Carl Vondrick is an assistant professor of computer science at Columbia University. His research group studies computer vision and machine learning. His research is supported by the NSF, DARPA, Amazon, and Toyota, and his work has appeared on the national news, such as CNN, NPR, and the Associated Press. He received the 2021 NSF CAREER Award, the 2021 Toyota Young Faculty Award, and the 2018 Amazon Research Award. Previously, he was a Research Scientist at Google and he received his PhD from MIT in 2017.
Nathan Holbert is an Associate Professor of Communication, Media, and Learning Technologies Design at Teachers College, Columbia University. His work involves the development and study of playful tools, environments, and activities that allow all children to leverage computational power as they build, test, tinker, and make sense of personally meaningful topics, phenomena, or questions. Nathan received his Ph.D. in the Learning Sciences from Northwestern University and is the founder and director of the Snow Day Learning Lab.
Zarina is a Senior Front-end Developer at the Center for Teaching and Learning (CTL) at Columbia Univsersity. She works closely with learning designers and faculty to create multi-platform interfaces with attention to information architecture, user experience, accessibility, and programmatic rigor. Zarina received her M.S. in Engineering from Columbia University's School of Engineering and Applied Science. Zarina devotes quite a bit of time daily photographing the street scenes around New York.

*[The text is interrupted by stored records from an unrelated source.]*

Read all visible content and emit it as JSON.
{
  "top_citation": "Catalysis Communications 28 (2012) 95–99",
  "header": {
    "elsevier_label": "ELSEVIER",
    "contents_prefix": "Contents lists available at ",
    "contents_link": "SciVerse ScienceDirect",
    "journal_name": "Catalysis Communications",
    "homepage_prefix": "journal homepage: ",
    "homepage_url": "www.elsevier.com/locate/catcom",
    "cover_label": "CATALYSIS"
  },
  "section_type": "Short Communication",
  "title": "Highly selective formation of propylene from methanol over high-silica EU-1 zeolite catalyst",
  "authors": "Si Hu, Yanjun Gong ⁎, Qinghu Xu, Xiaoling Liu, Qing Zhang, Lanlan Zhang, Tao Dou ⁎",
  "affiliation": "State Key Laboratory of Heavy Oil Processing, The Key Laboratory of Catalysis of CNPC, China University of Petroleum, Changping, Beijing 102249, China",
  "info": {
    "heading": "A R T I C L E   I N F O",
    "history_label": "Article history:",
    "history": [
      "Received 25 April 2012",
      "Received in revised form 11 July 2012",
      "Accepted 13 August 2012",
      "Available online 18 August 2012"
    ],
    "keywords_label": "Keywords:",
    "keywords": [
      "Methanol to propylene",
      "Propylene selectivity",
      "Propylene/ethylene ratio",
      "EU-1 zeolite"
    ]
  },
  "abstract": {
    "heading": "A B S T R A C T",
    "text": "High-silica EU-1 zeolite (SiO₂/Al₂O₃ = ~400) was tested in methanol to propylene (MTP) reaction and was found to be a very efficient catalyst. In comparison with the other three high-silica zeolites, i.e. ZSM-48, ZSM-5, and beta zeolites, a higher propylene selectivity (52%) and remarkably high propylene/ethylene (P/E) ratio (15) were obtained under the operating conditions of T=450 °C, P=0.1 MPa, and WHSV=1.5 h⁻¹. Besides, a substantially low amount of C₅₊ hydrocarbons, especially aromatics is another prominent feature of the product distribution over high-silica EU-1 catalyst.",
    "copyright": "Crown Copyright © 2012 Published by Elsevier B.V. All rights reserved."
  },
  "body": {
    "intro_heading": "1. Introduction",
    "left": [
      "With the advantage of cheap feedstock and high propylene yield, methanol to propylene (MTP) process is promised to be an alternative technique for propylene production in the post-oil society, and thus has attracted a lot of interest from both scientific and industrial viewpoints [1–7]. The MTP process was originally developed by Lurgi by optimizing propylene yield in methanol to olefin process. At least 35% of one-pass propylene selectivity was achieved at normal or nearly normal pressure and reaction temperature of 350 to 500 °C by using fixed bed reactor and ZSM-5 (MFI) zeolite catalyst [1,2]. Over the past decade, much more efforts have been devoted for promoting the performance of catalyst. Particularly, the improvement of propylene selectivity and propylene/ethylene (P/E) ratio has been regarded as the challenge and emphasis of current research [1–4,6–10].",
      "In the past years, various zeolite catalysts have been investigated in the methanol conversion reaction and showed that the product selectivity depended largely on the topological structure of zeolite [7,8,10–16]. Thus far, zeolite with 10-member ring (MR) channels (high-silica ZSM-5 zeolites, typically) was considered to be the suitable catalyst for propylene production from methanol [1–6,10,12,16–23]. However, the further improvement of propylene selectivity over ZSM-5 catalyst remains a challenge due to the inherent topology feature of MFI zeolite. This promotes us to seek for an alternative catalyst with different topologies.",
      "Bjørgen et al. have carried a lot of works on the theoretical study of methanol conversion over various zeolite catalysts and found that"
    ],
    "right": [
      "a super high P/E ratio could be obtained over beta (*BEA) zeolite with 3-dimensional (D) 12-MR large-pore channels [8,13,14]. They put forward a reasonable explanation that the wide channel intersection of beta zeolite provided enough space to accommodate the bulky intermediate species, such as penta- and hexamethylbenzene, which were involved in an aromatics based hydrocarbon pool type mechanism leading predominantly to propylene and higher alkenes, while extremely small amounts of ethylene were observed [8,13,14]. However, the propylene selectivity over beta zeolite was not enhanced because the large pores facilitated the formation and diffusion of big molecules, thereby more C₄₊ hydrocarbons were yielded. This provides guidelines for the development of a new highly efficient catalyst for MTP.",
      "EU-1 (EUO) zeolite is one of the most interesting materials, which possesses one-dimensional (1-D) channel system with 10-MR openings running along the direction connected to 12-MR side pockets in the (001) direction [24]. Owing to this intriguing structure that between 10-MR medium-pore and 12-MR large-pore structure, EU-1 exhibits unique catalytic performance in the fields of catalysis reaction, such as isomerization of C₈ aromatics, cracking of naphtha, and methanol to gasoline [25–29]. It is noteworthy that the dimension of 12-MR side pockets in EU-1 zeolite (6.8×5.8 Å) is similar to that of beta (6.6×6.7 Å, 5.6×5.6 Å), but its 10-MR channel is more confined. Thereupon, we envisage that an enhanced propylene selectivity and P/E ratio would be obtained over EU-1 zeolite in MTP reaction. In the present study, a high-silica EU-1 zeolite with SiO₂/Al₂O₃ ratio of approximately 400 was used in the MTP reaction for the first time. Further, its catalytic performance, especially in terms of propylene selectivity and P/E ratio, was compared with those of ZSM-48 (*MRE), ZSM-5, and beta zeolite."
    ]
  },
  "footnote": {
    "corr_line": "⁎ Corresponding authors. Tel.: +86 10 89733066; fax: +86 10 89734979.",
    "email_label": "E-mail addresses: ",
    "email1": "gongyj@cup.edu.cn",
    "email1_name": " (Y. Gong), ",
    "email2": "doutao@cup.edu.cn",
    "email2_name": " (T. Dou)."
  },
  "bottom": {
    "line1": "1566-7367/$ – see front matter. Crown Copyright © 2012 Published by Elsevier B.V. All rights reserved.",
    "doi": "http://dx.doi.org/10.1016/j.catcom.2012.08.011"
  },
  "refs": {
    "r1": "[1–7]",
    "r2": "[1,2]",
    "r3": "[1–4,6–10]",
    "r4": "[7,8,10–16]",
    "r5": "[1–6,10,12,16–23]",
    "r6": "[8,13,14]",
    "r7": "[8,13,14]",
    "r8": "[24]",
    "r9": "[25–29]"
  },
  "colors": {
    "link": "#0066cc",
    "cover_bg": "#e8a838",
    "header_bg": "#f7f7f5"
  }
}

Rohith is an MS Student studying Computer Science. He is interested in the intersection of machine learning and healthcare. His current work includes incorporating privileged information in current machine learning methods as a way to utilize data that was previously unusable. Outside of academia, Rohith enjoys dance, Marvel movies, and curating Spotify playlists.
Andrea is a Computer Science PhD student at Columbia University. She is passionate about explainability and fairness in AI/ML, specifically applied to healthcare and the biological sciences. The hope with this research is to demystify traditional black-box models so that we can better understand what are the factors driving a model's prediction and to be better able to explain these results to clinicians. In her spare time, Andrea enjoys watching movies, playing games, cycling, soccer, and spending time outdoors in nature.
Adam is a PhD student at Columbia University. He is interested in machine learning usages in healthcare. Specifically, he is interested in how machine learning methods can make better decisions by utilizing information that is expensive to collect or is not available during prediction time. In his free time, Adam enjoys drinking coffee and reading novels.
Xena is a May 2023 graduate from Columbia University with a BA in Computer Science. Her current work includes front-end development as well as content curation for Aiphabet curriculum development. In her free time, Xena enjoys readings books, playing the piano, and making coffee art.
Kaan is a senior at Columbia University studying Computer Science and History. His current work in Aiphabet is around front-end development. In his spare time, he enjoys cooking, writing and reading.